Muito se fez em prol desse recorte social nos últimos anos, especialmente na década de 1990. Não sem a participação natural das próprias PcD e das diversas entidades, associações e grupos de defesa de direitos. Ocorre que havia um abismo entre o desenvolvimento social e econômico no país e a realidade das PcD. Faltava acessibilidade ao básico para uma vida autônoma e tendente ao autodesenvolvimento. Estudo ou escolaridade formal, emprego, deslocamentos, lazer, entre outros. Talvez, por isso, a percepção de mudança tenha sido tão intensa no início dessa verdadeira revolução. Havia demandas demais reprimidas e o atendimento a quaisquer delas dava a impressão de uma conquista maior. Atualmente, continuamos em evolução, mas o impacto já não é tão claro. Importa, então, que continuemos atentos, focados e empenhados em minimizar a diferença negativa entre os espaços de oportunidades nos diversos campos de atuação humana, para eliminar a discriminação, o capacitismo e
outras formas de exclusão social.

A realização desses sonhos, depende, em grande parte, das próprias PcD e das pessoas em seu entorno. Esse núcleo adjunto, frequentemente, na intenção de preservar a PcD, propõe ou incentiva a reclusão, a acomodação.
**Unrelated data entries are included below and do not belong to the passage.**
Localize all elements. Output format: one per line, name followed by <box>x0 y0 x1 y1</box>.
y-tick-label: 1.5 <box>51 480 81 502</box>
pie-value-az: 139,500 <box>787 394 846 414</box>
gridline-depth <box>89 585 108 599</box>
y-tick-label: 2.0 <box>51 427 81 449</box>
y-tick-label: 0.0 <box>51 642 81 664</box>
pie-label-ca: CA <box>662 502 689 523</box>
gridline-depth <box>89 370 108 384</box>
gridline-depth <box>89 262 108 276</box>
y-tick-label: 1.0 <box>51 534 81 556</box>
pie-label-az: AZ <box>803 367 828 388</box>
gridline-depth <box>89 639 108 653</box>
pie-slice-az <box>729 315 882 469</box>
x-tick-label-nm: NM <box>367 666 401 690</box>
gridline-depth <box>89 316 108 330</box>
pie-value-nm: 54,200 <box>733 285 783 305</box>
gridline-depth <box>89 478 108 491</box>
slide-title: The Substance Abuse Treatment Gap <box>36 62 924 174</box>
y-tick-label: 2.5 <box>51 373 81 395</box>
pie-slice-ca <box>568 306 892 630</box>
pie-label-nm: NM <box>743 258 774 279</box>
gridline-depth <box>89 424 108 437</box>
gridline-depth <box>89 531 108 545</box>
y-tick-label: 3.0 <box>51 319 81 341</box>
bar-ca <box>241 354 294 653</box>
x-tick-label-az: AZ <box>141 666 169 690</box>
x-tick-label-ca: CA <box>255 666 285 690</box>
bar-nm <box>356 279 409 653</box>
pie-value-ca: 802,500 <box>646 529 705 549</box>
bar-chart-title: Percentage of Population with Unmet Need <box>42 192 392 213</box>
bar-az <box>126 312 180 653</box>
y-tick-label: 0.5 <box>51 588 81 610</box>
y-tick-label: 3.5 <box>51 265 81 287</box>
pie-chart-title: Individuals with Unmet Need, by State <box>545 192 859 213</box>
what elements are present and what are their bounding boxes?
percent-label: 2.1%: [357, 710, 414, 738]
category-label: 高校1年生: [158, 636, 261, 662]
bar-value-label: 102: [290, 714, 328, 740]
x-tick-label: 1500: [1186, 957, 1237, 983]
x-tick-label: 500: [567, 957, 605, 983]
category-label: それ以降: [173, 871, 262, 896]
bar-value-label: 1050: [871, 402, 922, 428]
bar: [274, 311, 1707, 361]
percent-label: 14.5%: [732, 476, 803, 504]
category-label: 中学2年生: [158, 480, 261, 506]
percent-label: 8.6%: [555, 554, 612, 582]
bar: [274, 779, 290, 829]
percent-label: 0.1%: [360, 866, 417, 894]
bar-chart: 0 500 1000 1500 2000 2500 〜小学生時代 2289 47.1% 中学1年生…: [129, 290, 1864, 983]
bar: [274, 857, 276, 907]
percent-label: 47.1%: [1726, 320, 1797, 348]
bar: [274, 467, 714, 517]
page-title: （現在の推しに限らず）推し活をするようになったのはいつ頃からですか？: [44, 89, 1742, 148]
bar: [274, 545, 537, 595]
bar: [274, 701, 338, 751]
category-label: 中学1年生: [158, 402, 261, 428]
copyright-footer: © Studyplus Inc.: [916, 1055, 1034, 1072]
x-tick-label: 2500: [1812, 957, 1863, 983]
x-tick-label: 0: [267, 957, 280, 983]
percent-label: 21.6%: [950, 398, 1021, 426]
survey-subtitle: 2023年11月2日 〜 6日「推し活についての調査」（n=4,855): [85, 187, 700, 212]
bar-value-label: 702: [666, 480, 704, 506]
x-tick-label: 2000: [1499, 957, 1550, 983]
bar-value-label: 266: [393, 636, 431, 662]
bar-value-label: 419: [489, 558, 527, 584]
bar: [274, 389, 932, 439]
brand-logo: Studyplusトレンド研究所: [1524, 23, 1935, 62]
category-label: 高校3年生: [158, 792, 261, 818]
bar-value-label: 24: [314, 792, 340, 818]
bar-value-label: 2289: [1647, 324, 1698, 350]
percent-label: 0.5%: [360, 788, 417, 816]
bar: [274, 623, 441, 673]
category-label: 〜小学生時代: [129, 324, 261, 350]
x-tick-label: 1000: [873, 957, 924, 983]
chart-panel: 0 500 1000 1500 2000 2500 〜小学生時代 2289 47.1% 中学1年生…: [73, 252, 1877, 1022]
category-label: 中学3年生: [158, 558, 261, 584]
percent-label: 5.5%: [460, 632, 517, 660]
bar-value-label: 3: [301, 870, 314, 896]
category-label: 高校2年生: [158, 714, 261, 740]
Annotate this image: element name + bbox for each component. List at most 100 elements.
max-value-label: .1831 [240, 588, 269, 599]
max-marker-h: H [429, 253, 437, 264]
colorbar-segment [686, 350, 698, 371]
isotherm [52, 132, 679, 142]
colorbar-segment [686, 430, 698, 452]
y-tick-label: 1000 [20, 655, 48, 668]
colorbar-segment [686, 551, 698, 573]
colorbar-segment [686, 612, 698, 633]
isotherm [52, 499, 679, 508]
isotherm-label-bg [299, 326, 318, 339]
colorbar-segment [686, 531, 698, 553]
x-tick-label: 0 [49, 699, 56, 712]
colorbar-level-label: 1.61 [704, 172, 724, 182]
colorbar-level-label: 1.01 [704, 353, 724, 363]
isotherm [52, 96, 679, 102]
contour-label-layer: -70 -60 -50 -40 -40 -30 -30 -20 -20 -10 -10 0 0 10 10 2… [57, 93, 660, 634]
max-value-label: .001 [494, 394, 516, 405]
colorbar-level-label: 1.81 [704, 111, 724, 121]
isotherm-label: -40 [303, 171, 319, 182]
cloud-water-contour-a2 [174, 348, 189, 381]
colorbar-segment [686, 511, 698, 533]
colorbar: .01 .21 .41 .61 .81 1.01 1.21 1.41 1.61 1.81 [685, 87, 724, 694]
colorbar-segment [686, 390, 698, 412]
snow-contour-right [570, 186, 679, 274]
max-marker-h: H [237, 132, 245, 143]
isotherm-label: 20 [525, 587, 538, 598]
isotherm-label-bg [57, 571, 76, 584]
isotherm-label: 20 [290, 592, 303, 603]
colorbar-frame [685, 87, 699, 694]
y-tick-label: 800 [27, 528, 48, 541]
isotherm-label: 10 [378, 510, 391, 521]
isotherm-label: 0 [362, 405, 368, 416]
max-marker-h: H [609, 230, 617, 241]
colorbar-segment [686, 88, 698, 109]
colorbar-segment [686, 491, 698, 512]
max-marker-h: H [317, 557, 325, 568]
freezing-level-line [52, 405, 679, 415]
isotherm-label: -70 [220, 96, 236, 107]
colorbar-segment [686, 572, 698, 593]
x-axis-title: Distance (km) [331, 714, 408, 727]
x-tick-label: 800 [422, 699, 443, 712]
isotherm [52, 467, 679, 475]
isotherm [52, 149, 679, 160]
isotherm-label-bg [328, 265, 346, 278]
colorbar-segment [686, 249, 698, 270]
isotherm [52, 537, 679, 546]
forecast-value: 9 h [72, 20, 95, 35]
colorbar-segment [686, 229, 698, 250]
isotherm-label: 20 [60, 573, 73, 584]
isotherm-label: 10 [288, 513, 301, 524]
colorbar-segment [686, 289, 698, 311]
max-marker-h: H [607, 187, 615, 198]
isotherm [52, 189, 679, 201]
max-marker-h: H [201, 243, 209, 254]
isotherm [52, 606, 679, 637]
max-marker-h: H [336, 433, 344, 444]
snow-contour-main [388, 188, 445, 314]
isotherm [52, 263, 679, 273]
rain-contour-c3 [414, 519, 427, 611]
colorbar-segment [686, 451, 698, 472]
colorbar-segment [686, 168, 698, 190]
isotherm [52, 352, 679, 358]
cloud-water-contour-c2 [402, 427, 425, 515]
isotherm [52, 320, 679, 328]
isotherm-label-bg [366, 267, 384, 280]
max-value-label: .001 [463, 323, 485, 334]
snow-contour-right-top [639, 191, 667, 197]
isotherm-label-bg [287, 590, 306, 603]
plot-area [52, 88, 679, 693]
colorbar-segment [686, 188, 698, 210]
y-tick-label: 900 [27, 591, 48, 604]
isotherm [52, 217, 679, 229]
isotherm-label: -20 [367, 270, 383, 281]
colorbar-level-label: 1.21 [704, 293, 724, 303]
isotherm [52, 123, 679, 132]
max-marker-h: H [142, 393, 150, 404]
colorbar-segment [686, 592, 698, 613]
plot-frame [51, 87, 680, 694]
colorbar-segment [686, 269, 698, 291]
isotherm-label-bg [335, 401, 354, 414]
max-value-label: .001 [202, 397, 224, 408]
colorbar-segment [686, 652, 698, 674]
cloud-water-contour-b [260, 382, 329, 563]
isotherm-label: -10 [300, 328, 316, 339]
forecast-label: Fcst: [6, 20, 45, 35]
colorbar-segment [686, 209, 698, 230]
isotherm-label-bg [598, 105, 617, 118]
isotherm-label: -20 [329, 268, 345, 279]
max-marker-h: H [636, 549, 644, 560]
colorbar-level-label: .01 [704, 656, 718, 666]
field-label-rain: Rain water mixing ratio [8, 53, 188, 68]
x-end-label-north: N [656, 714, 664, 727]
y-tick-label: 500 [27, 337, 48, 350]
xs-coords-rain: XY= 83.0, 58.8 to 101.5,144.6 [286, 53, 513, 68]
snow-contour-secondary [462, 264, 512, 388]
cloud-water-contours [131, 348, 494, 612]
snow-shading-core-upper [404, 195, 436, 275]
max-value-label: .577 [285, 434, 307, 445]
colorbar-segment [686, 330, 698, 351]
O compositor Miguel Gustavo, em 1959, escreveu um samba clássico da MPB que, recentemente foi regravado pela grande Maria Bethânia, “E Daí? (Proibição Inútil e Ilegal)”. Nesse grande sucesso, gravado pela primeira vez pela saudosa Isaurinha Garcia, o autor trata de restrições românticas impostas a uma pessoa amada. Fazendo uma analogia, a letra traduz, com maestria, a mesma situação imposta a diversas PcD pelo seu núcleo de convivência: “Proibiram que eu te amasse, / Proibiram que eu te visse, / Proibiram que eu saísse, / ou perguntasse a alguém por ti…”.

A clausura, por mais que intente proteção, em verdade impede a socialização, o desenvolvimento e a autonomia. E mesmo hoje, essa adversidade existe e precisa ser combatida com informação responsável. Aí, sim, poderemos celebrar.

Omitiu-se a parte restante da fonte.